His grandfather had been conductor of the Russian Imperial Court Orchestra, his two brothers and sister achieved musical distinction and so from an early age Kurtz was surrounded by music. In due course he entered the St Petersburg Conservatory, where his teachers included the composers Alexander Glazunov and Nikolay Tcherepnin. Here he stayed until, foreseeing the possible consequences of increasing political unrest, he left suddenly and fled to Riga with some money he had filched from home. Any recriminations this may have caused were forgotten when he was later reunited with his family in Berlin after they too left St Petersburg.

Kurtz spent some time at Riga University, went on to Berlin, where he resumed his studies at the Stern Conservatory and, with conducting in view, became a student of Arthur Nikisch at Leipzig.

In 1921, Nikisch fell ill and Kurtz was summoned to replace him for a programme by the American modern-dance pioneer Isadora Duncan. Kurtz treated it as if it were a musical concert and received glowing notices for his share in the performances.

Conducting engagements in Berlin and elsewhere were offered and brought him in due course to the Stuttgart Philharmonic, where he became the conductor from 1924 to 1933.

During this time the ballerina Anna Pavlova invited him to open her Covent Garden season in 1928. Thereafter he went on an annual world tour with her, including Australia and South America, until her premature death in 1931. Kurtz always carried a Russian gold coin which she gave him as a talisman shortly before she died.

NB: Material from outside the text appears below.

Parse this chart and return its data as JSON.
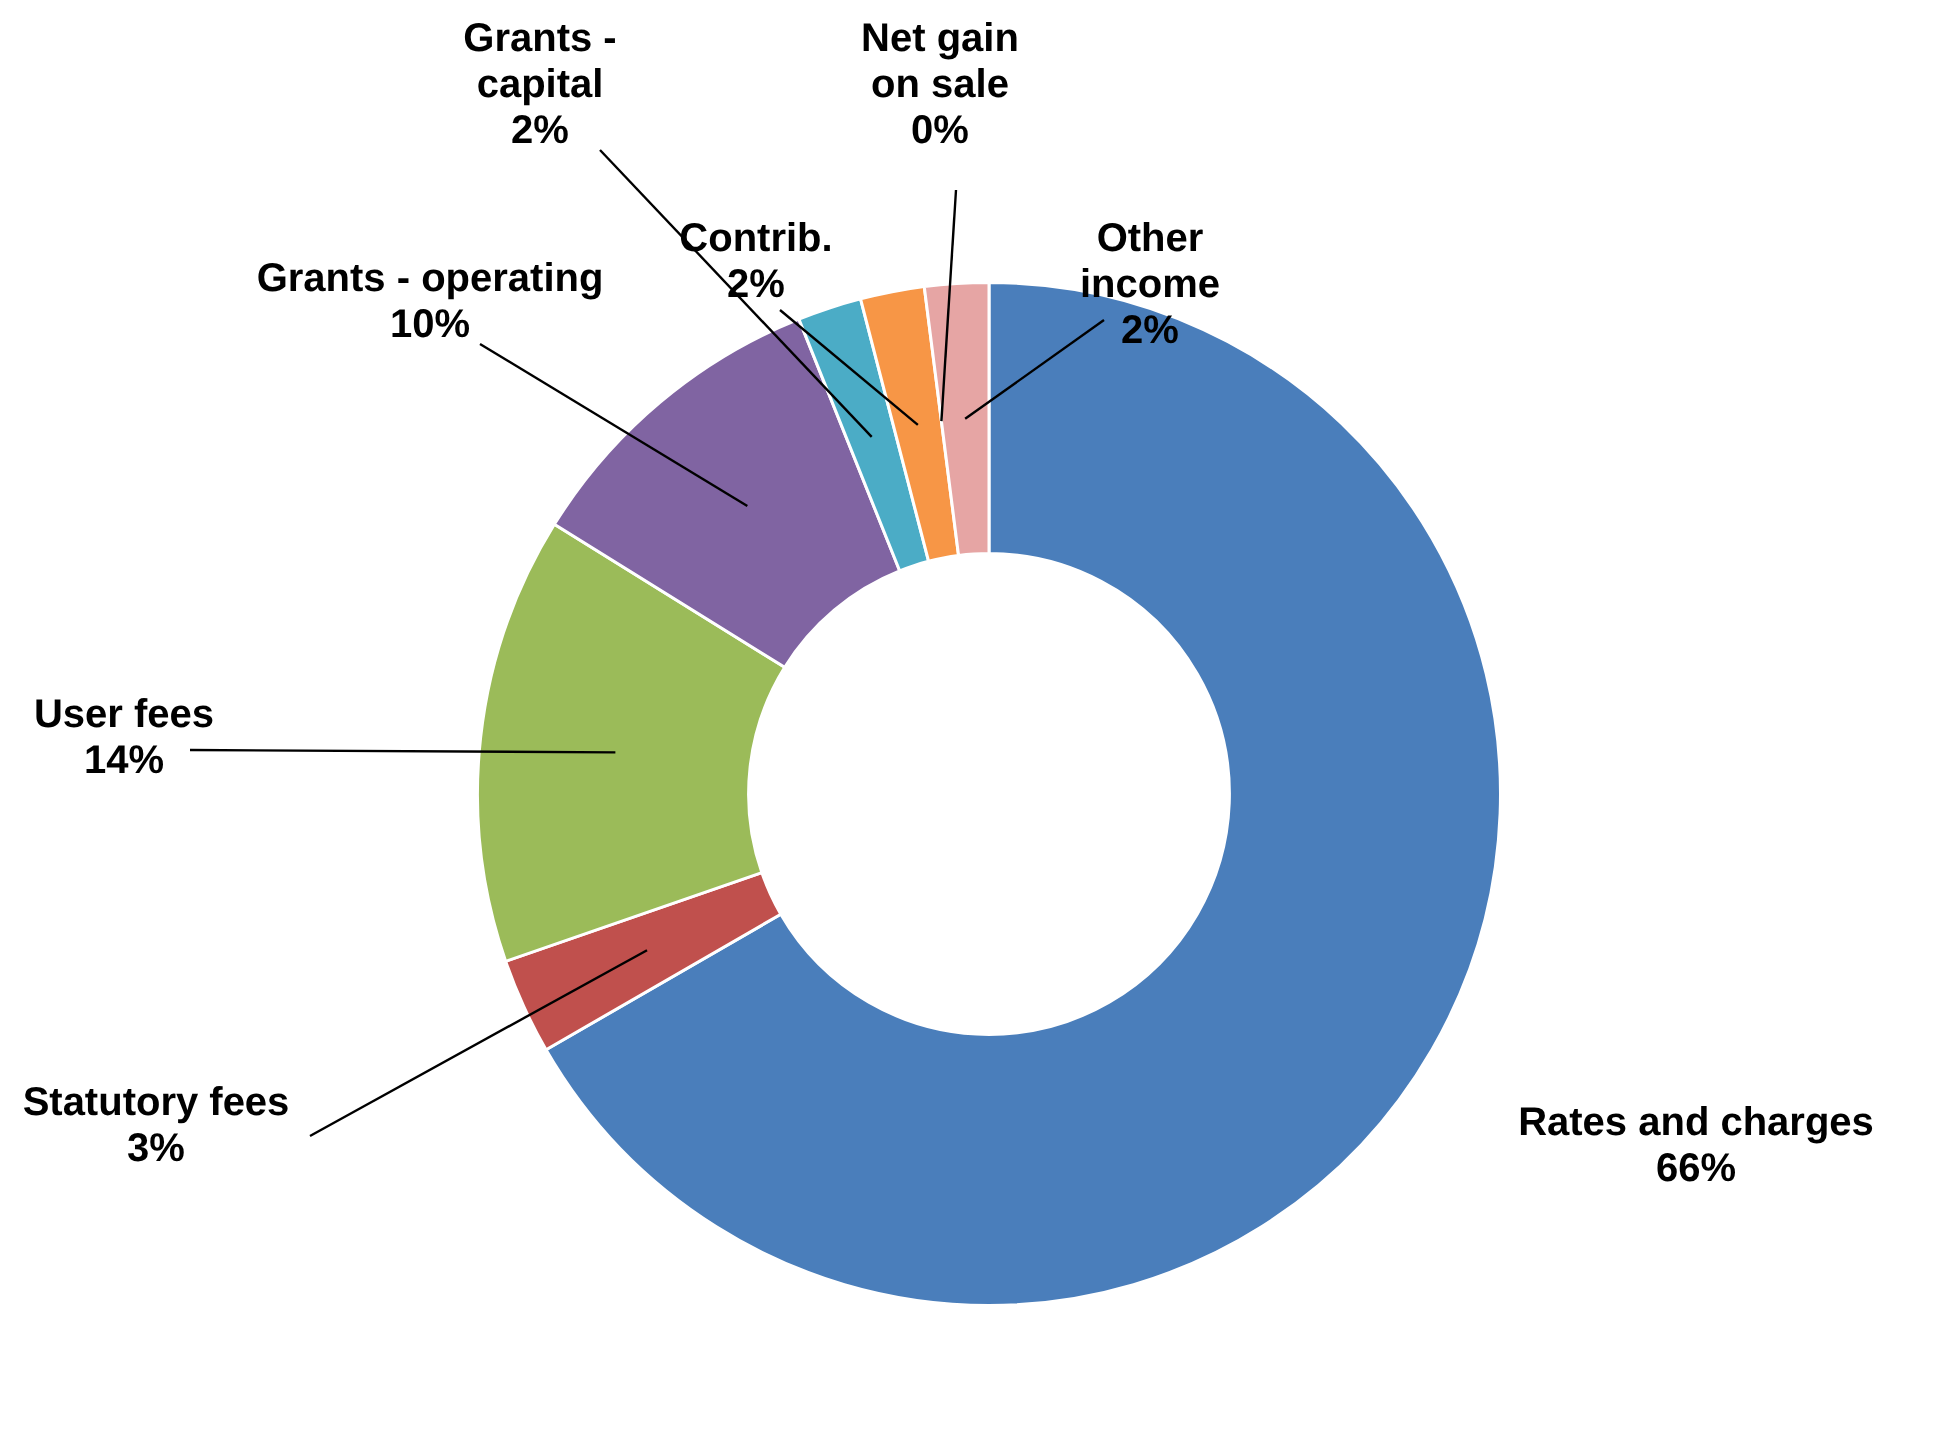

Warned of danger from the Gestapo in Germany, Kurtz fled to Paris, this time penniless. He briefly sold tea until one of the companies which succeeded Diaghilev's former Ballet Russe offered him a fresh opportunity as an extra conductor; he became their principal when two other conductors failed to get visas for a forthcoming British tour.

As music director for what was to become the Ballet Russe de Monte Carlo, Kurtz was a regular visitor to London from 1934. He also conducted premieres of celebrated ballets by Fokine, Massine and Balanchine in Europe and in America, where he settled during the Second World War (he took American citizenship in 1944).

He left the ballet in 1941 to develop his concert work and became Music Director of the Kansas City Symphony (1943-47) and the Houston Symphony (1948-54), raising the standards and wider prestige of both orchestras.

His next conducting appointment was in Liverpool, where he conducted the Philharmonic in 1954 and, when a dispute involving Paul Kletzki left them conductorless at short notice, Kurtz accepted an invitation to become, with John Pritchard, their Joint Music Director for two seasons in 1957, when Kurtz left to further a freelance career. He travelled widely, and in 1966 gave concerts in Moscow and what was then Leningrad in his first return to his native country since 1919.

Kurtz was less widely experienced in opera, although he was engaged in the pre-war Salzburg festivals in 1931-32, and from the late 1960s for the next decade he worked on opera again in Rome and Milan. His most successful gramophone recordings were usually with the Philharmonia in Britain or the New York Philharmonic, the 3 million sales of which brought him a Gold Disc in 1953.

Those recordings, now transferred to CD, testify to the conductor's skill in holding in expressive balance the qualities of vitality and sensitivity, best exemplified in a two-disc set, Efrem Kurtz - a Profile, where the First Symphonies of both Prokofiev and Shostakovitch have a vivid freshness and, among other shorter Russian works, four exquisite miniatures by Liadov reveal a sense of poetic fancy that haunts the ear.

Efrem Kurtz, conductor: born St Petersburg 7 November 1900; married three times; died London 27 June 1995.